Crítica: Exorcistas do Vaticano

Ângela Holmes acidentalmente corta seu dedo e vai parar na emergência, quando a infecção do ferimento faz com que ela comece a agir de forma estranha e assombrosamente começa a causar ferimentos graves e até mortes nas pessoas ao seu redor.

Olivia Taylor Dudley que interpreta Ângela na cena que antecede o seu exorcismo (Distribuição/Diamond Films)

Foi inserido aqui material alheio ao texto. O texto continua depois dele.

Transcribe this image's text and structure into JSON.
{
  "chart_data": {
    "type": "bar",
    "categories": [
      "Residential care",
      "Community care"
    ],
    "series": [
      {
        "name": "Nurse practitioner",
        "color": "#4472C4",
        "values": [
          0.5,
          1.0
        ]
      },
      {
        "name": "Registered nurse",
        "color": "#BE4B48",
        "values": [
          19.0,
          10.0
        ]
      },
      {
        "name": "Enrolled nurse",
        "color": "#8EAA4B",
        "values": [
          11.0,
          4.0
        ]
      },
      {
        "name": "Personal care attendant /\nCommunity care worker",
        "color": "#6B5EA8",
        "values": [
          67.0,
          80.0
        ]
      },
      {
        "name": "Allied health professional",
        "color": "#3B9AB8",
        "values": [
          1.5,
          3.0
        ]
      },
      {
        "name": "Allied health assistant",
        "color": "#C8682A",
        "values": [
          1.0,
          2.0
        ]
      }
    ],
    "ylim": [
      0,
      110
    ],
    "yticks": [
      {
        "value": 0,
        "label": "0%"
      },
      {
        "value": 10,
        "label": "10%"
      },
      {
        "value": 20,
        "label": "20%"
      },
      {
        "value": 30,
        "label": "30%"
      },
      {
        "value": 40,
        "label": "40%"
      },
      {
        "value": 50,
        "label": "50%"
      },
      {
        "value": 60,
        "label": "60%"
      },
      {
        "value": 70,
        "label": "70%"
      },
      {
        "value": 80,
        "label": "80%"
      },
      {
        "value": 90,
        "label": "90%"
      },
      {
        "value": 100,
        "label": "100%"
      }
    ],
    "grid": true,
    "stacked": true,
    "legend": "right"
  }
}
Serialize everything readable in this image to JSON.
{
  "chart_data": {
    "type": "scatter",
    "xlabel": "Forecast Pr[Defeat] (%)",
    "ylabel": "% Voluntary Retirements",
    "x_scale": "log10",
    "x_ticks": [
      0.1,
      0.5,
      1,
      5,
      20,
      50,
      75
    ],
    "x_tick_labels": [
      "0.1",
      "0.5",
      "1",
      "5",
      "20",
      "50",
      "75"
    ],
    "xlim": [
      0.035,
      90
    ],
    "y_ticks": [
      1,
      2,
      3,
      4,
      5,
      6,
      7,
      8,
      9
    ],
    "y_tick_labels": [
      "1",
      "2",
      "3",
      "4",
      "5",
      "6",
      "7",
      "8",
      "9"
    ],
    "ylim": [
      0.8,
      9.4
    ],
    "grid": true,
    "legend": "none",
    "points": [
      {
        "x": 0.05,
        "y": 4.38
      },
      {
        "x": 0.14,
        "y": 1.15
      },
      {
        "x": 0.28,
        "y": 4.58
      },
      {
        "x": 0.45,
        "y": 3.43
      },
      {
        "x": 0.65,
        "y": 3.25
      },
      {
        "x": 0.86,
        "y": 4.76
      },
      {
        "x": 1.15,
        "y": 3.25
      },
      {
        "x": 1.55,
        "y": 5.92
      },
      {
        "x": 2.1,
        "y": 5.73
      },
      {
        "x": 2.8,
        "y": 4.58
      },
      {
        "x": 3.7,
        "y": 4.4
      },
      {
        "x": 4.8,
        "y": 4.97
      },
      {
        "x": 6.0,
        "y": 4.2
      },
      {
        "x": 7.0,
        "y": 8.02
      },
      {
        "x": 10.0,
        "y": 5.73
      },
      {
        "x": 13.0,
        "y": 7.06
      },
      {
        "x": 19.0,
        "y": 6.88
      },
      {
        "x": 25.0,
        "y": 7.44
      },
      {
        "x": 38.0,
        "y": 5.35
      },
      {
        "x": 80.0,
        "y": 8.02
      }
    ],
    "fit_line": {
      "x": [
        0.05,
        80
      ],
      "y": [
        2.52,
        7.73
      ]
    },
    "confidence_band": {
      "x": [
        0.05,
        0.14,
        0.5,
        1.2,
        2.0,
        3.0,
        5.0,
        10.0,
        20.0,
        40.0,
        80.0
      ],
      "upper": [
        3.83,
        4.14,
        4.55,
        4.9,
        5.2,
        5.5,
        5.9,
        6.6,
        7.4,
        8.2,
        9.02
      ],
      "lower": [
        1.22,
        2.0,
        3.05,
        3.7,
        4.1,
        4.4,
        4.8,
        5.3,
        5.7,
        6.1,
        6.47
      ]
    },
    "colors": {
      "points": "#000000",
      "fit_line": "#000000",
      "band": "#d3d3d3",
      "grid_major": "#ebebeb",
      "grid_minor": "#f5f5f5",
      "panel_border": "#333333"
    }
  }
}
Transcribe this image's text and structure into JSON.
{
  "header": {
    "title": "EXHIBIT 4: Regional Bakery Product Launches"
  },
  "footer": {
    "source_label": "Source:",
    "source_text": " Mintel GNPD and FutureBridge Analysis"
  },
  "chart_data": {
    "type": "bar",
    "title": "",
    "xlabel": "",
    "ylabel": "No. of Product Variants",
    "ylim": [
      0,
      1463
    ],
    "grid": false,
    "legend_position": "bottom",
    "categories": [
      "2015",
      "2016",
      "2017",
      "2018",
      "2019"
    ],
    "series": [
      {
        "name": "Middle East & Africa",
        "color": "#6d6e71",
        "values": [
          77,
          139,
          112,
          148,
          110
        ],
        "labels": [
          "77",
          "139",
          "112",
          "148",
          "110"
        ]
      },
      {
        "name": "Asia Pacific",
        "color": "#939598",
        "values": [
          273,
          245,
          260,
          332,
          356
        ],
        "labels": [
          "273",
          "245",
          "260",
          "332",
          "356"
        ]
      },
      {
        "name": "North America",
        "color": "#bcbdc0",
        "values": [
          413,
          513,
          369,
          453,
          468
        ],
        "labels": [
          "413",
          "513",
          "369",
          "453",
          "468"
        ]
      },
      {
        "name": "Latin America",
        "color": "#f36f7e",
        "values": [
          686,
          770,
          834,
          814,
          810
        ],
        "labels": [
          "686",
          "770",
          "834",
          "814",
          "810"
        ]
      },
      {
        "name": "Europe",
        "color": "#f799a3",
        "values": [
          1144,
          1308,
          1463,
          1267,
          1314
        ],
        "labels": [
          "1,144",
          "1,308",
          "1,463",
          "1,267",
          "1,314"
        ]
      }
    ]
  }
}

Terror é o gênero de filme que infelizmente tende a cair numa armadilha de clichês, e Exorcistas do Vaticano mostra que essa teoria está mais uma vez correta. Filme previsível, onde os personagens não apresentam nenhum desenvolvimento no decorrer do filme, e as cenas chaves são uma junção de elementos que não tem nenhum significado no contexto do filme. Mais um para lista de 1001 filmes que você não deveria ter assistido antes de morrer (caso exista tal lista).

O filme narra a história de uma jovem, bonita, repleta de amigos e um namorado que a ama. Ângela Holmes (Olivia Taylor Dudley) é tal jovem, mas ela vê sua vida tomar um rumo totalmente inesperado após um corvo mordê-la e tal ferimento desencadear uma série de fenômenos sobrenaturais. Após várias mortes causadas misteriosamente pelo novo poder oculto de Ângela, o padre Lozano (Michael Peña) estuda o comportamento da jovem e observa que ela possui muito mais que um poder oculto, ela está possuída. À par de vários outros casos de possessões, o vaticano percebe que o caso de Ângela foge aos padrões anteriores, e que se trata de um episódio muito mais sério. Tal preocupação leva o vaticano enviar um dos seus principais cardeais para tratar tal possessão.

Ao usar as filmagens do exorcismo e mostrá-las como propriedade do vaticano, o filme tenta criar uma atmosférica de veracidade, o que poderia conferir mais seriedade e um maior caráter aterrorizante. Mas isso não acontece. O fraco elenco mostra a vulnerabilidade do longa. Nenhum ator consegue convencer em nenhum personagem. Expressões faciais e corporais que não mudam em nenhum momento do filme, provam a falta de uma característica muito importante em um bom ator: linguagem corporal (embora que pareça estranho falar da falta de linguagem corporal num filme que é sobre exorcismo).

A forma que o filme foi construído fez com que ele causasse uma sensação de decepção. No começo do filme, ao mostrar os tapes de posse do vaticano nos dá uma ideia do tom que irá seguir no resto do filme. Entretanto, vemos tal linha ser desconstruída ao mostrar apenas o caso de Ângela e o foco passa ser exaustivamente nela. Consequentemente, se torna algo cansativo e monótono de assistir. Nem a referência feita ao clássico O Exorcista (cena em que o cardeal aparece com o chapéu) conseguiu melhorar a imagem do filme.

Exorcistas do Vaticano foi infeliz devido a sua incapacidade de construir uma base mais sólida para desenvolver a narrativa. Apenas pegou um contexto, acrescentou alguns elementos religiosos e esperou que isso se tornasse convincente o suficiente para criar o suspense. Como ficou mais do que claro, não funcionou. É preciso muito mais do que apenas intenções para produzir um filme, e muito mais do que um corpo contorcido para provocar o medo.